Watchdog warns on ‘fire sale dynamics’ risk in repo market
The global financial watchdog has urged regulators to cast a closer eye over the ways in which leveraged trades in the short-term repo market could amplify financial stability risks worldwide.
Regulators at the Financial Stability Board (FSB) are particularly concerned that leveraged investors might be forced to dump their assets in the event of a stress, putting intense downward pressure on bond markets.
“Asset managers such as hedge funds who rely on repo markets to finance their sovereign bond positions may have to rapidly liquidate their asset holdings, leading to fire sale dynamics in the pricing of sovereign debt,” it said.
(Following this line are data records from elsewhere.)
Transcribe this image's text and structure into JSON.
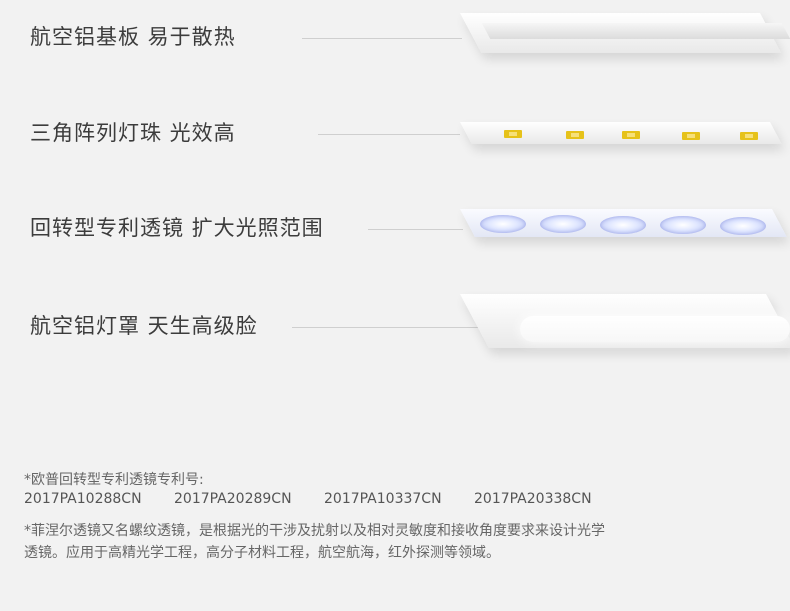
{
  "layers": [
    {
      "label": "航空铝基板  易于散热"
    },
    {
      "label": "三角阵列灯珠  光效高"
    },
    {
      "label": "回转型专利透镜  扩大光照范围"
    },
    {
      "label": "航空铝灯罩  天生高级脸"
    }
  ],
  "patent_note": {
    "heading": "*欧普回转型专利透镜专利号:",
    "numbers": [
      "2017PA10288CN",
      "2017PA20289CN",
      "2017PA10337CN",
      "2017PA20338CN"
    ]
  },
  "fresnel_note": {
    "line1": "*菲涅尔透镜又名螺纹透镜，是根据光的干涉及扰射以及相对灵敏度和接收角度要求来设计光学",
    "line2": "透镜。应用于高精光学工程，高分子材料工程，航空航海，红外探测等领域。"
  },
  "colors": {
    "background": "#f2f2f2",
    "chip": "#e6c21a",
    "lens": "#b9c3f0"
  }
}
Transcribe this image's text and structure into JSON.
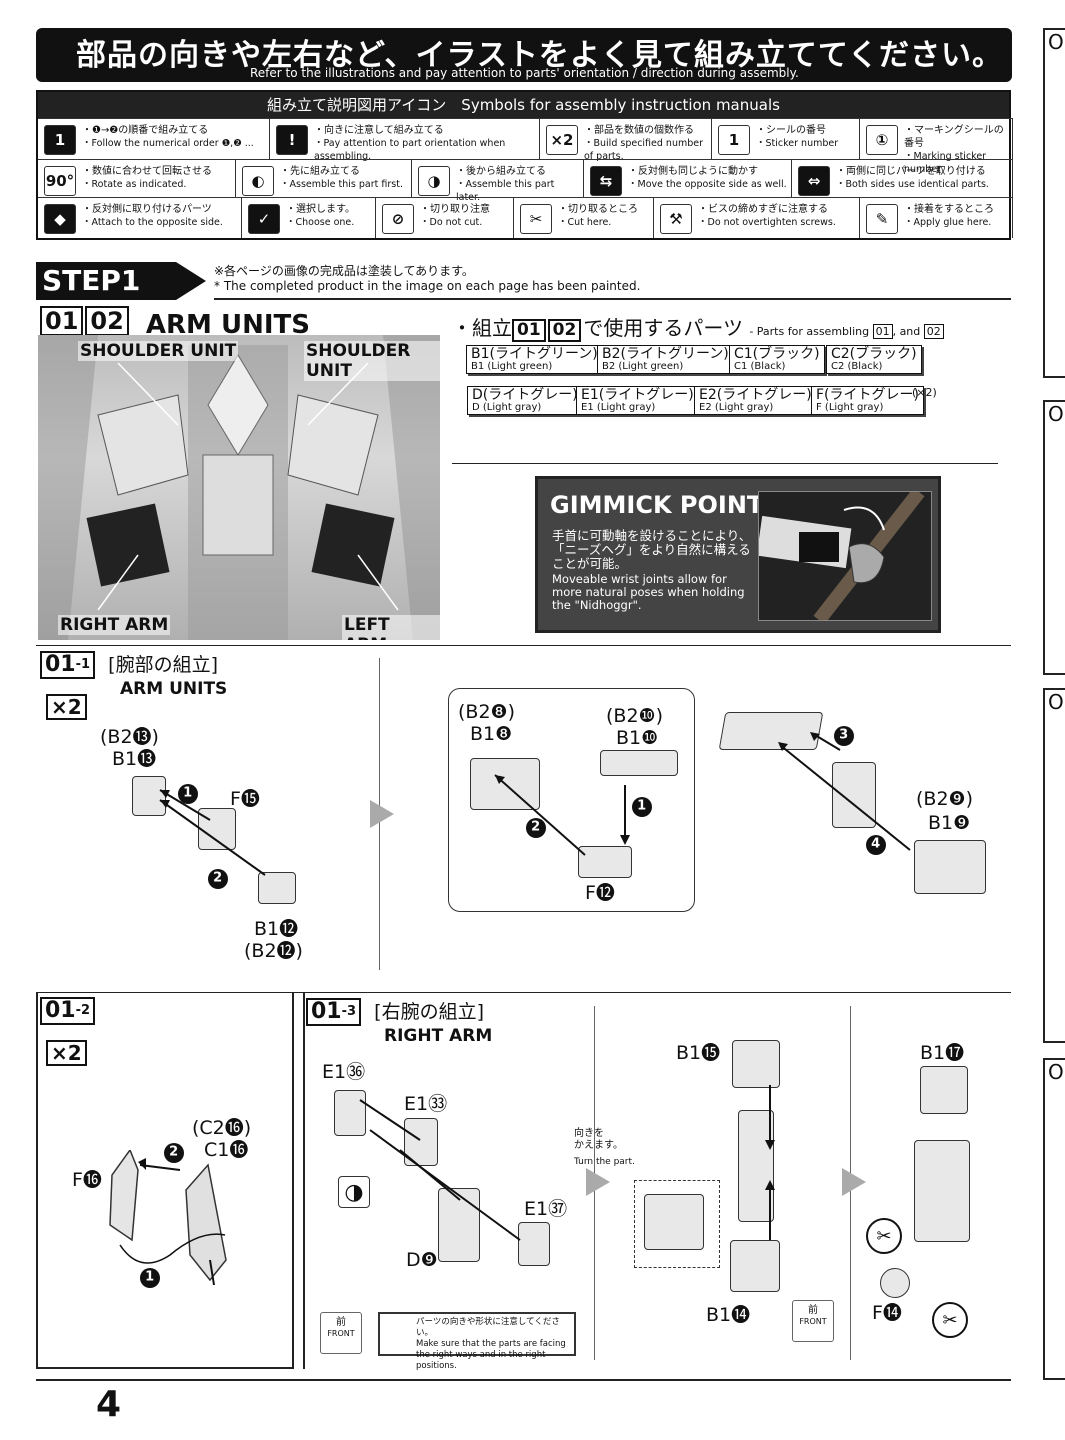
{
  "banner": {
    "jp": "部品の向きや左右など、イラストをよく見て組み立ててください。",
    "en": "Refer to the illustrations and pay attention to parts' orientation / direction during assembly."
  },
  "symbols": {
    "header": "組み立て説明図用アイコン　Symbols for assembly instruction manuals",
    "items": [
      {
        "icon": "1",
        "jp": "・❶→❷の順番で組み立てる",
        "en": "・Follow the numerical order ❶,❷ ..."
      },
      {
        "icon": "!",
        "jp": "・向きに注意して組み立てる",
        "en": "・Pay attention to part orientation when assembling."
      },
      {
        "icon": "×2",
        "jp": "・部品を数値の個数作る",
        "en": "・Build specified number of parts."
      },
      {
        "icon": "1",
        "jp": "・シールの番号",
        "en": "・Sticker number"
      },
      {
        "icon": "①",
        "jp": "・マーキングシールの番号",
        "en": "・Marking sticker number"
      },
      {
        "icon": "90°",
        "jp": "・数値に合わせて回転させる",
        "en": "・Rotate as indicated."
      },
      {
        "icon": "◐",
        "jp": "・先に組み立てる",
        "en": "・Assemble this part first."
      },
      {
        "icon": "◑",
        "jp": "・後から組み立てる",
        "en": "・Assemble this part later."
      },
      {
        "icon": "⇆",
        "jp": "・反対側も同じように動かす",
        "en": "・Move the opposite side as well."
      },
      {
        "icon": "⇔",
        "jp": "・両側に同じパーツを取り付ける",
        "en": "・Both sides use identical parts."
      },
      {
        "icon": "◆",
        "jp": "・反対側に取り付けるパーツ",
        "en": "・Attach to the opposite side."
      },
      {
        "icon": "✓",
        "jp": "・選択します。",
        "en": "・Choose one."
      },
      {
        "icon": "⊘",
        "jp": "・切り取り注意",
        "en": "・Do not cut."
      },
      {
        "icon": "✂",
        "jp": "・切り取るところ",
        "en": "・Cut here."
      },
      {
        "icon": "⚒",
        "jp": "・ビスの締めすぎに注意する",
        "en": "・Do not overtighten screws."
      },
      {
        "icon": "✎",
        "jp": "・接着をするところ",
        "en": "・Apply glue here."
      }
    ]
  },
  "step": {
    "label": "STEP1",
    "note_jp": "※各ページの画像の完成品は塗装してあります。",
    "note_en": "* The completed product in the image on each page has been painted."
  },
  "arm_units": {
    "nums": [
      "01",
      "02"
    ],
    "title": "ARM UNITS",
    "photo_labels": {
      "shoulder_left": "SHOULDER UNIT",
      "shoulder_right": "SHOULDER UNIT",
      "right_arm": "RIGHT ARM",
      "left_arm": "LEFT ARM"
    }
  },
  "parts_list": {
    "title_pre": "・組立",
    "title_post": "で使用するパーツ",
    "title_en": "- Parts for assembling",
    "title_en_and": ", and",
    "items": [
      {
        "code": "B1(ライトグリーン)",
        "en": "B1 (Light green)"
      },
      {
        "code": "B2(ライトグリーン)",
        "en": "B2 (Light green)"
      },
      {
        "code": "C1(ブラック)",
        "en": "C1 (Black)"
      },
      {
        "code": "C2(ブラック)",
        "en": "C2 (Black)"
      },
      {
        "code": "D(ライトグレー)",
        "en": "D (Light gray)"
      },
      {
        "code": "E1(ライトグレー)",
        "en": "E1 (Light gray)"
      },
      {
        "code": "E2(ライトグレー)",
        "en": "E2 (Light gray)"
      },
      {
        "code": "F(ライトグレー)",
        "en": "F (Light gray)"
      }
    ],
    "f_count": "(×2)"
  },
  "gimmick": {
    "head": "GIMMICK POINT",
    "jp": "手首に可動軸を設けることにより、「ニーズヘグ」をより自然に構えることが可能。",
    "en": "Moveable wrist joints allow for more natural poses when holding the \"Nidhoggr\"."
  },
  "step01_1": {
    "num": "01",
    "sub": "-1",
    "jp": "[腕部の組立]",
    "en": "ARM UNITS",
    "count": "×2",
    "labels": {
      "b2_13": "(B2⓭)",
      "b1_13": "B1⓭",
      "f15": "F⓯",
      "b1_12": "B1⓬",
      "b2_12": "(B2⓬)",
      "b2_8": "(B2❽)",
      "b1_8": "B1❽",
      "b2_10": "(B2❿)",
      "b1_10": "B1❿",
      "f12": "F⓬",
      "b2_9": "(B2❾)",
      "b1_9": "B1❾"
    },
    "steps": [
      "1",
      "2",
      "3",
      "4"
    ]
  },
  "step01_2": {
    "num": "01",
    "sub": "-2",
    "count": "×2",
    "labels": {
      "c2_16": "(C2⓰)",
      "c1_16": "C1⓰",
      "f16": "F⓰"
    }
  },
  "step01_3": {
    "num": "01",
    "sub": "-3",
    "jp": "[右腕の組立]",
    "en": "RIGHT ARM",
    "labels": {
      "e1_36": "E1㊱",
      "e1_33": "E1㉝",
      "e1_37": "E1㊲",
      "d9": "D❾",
      "b1_15": "B1⓯",
      "b1_14": "B1⓮",
      "b1_17": "B1⓱",
      "f14": "F⓮"
    },
    "turn_jp": "向きを\nかえます。",
    "turn_en": "Turn the part.",
    "front": "FRONT",
    "front_jp": "前",
    "caution_jp": "パーツの向きや形状に注意してください。",
    "caution_en": "Make sure that the parts are facing the right ways and in the right positions."
  },
  "page_number": "4",
  "side_tabs": [
    "O",
    "O",
    "O",
    "O"
  ]
}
The report also highlighted that “demand and supply imbalances can arise quickly in periods of stress” if repo lenders are unwilling or unable to meet spikes in the demand for liquidity.
A repo is a short-term funding agreement where financial institutions get access to liquid cash by selling securities, while agreeing to buy the securities back at a slightly higher price shortly after.
The FSB recommended that authorities address data gaps in the $16trn market for repurchase (repo) agreements backed by government bonds, and develop a series of “vulnerability metrics” to monitor possible risks.
“Strains in repo and government bond markets may spill over into each other or across multiple jurisdictions, given the international nature of repo markets,” the FSB added.
“Given the importance of repo markets within the global financial system, it is critical to preserve their functionality, particularly during periods of stress,” the report said.
Regulators might be falling behind
Around 80 per cent of repo trades are backed by government bonds, with US government bonds accounting for the majority of such trades. Hedge fund borrowing in repo markets has increased significantly over the past few years, and now amounts to nearly $3trn – or about 25 per cent of their assets.
The FSB noted that the repo market helps to provide greater liquidity across the market and also acts as a low-risk investment for cash risk institutions, but it warned that regulators might be falling behind on the ways in which the repo market could intensify market stresses.
Repo trades can build up leverage in the financial system because the trades are often conducted with zero haircuts. A haircut is a reduction to the market value of an asset when it is used as collateral for a loan, which limits the amount of leverage.
The securities exchanged in a repo trade are also often used again in further trades, a practice known as collateral rehypothecation, which adds further leverage to the system.
Andrew Bailey, Governor of the Bank of England, is the current chair of the FSB. The Bank of England is considering introducing a minimum haircut for gilt-backed repo trades, which would limit the level of leverage.